Para marcar a ocasião, foi realizada uma exposição de arte na sede da ONU, intitulada “Revivendo o Espírito de São Francisco”, com a exibição da cópia original da Carta e as assinaturas dos Estados fundadores.
Não há dúvida de que, após vivenciar duas guerras mundiais e o fracasso da Liga das Nações, o mundo precisava de uma organização internacional que trabalhasse para “salvar as gerações futuras do flagelo da guerra, que por duas vezes em nossas vidas trouxe sofrimento indizível à humanidade”. Essa era a esperança, a visão e a determinação.

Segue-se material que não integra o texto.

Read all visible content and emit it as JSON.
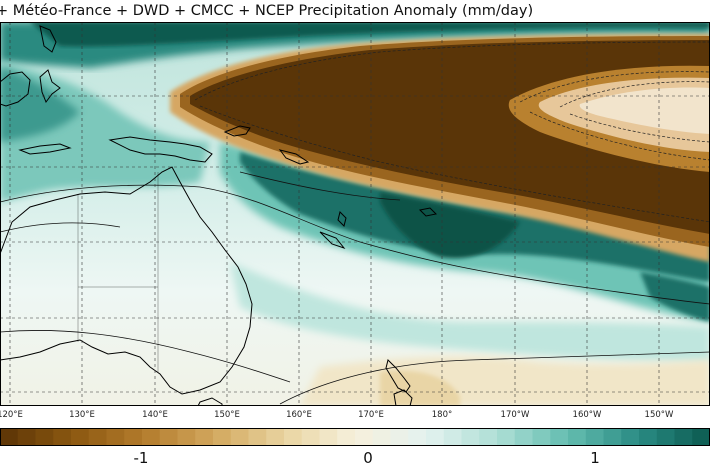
{
  "title": "+ Météo-France + DWD + CMCC + NCEP Precipitation Anomaly (mm/day)",
  "longitude_labels": [
    "120°E",
    "130°E",
    "140°E",
    "150°E",
    "160°E",
    "170°E",
    "180°",
    "170°W",
    "160°W",
    "150°W"
  ],
  "colorbar": {
    "ticks": [
      "-1",
      "0",
      "1"
    ],
    "range": [
      -1.5,
      1.5
    ],
    "colors": [
      "#5b3306",
      "#8a5710",
      "#b27a2b",
      "#d2a75d",
      "#e9d4a0",
      "#f6f0dc",
      "#e4f2ef",
      "#aedfd6",
      "#64bdb0",
      "#2a8b83",
      "#0b5a4f"
    ]
  },
  "map_colors": {
    "dry_core": "#5a3508",
    "dry_mid": "#93601a",
    "dry_edge": "#c99449",
    "dry_light": "#e8cf99",
    "neutral": "#eef6f3",
    "wet_light": "#c9e9e2",
    "wet_mid": "#6ec4b6",
    "wet_strong": "#277f77",
    "wet_core": "#0b5247",
    "land_outline": "#000000",
    "grid": "#333333"
  }
}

No entanto, os acontecimentos não se desenrolaram como os fundadores esperavam. O mundo logo entrou na chamada Guerra Fria; conflitos entre Estados — ou entre grupos de Estados — retornaram, e surgiram novos desafios que não estavam claramente definidos na época da assinatura da Carta. Esses desafios transcontinentais não podem ser enfrentados por nenhum Estado — ou grupo de Estados — de forma isolada. Entre eles, destacam-se as mudanças climáticas, a pobreza extrema, os desastres naturais, o crime transnacional, o tráfico de drogas, o terrorismo, as armas de destruição em massa, a corrida armamentista, a militarização do espaço sideral, o cibercrime e, por fim, os perigos da inteligência artificial.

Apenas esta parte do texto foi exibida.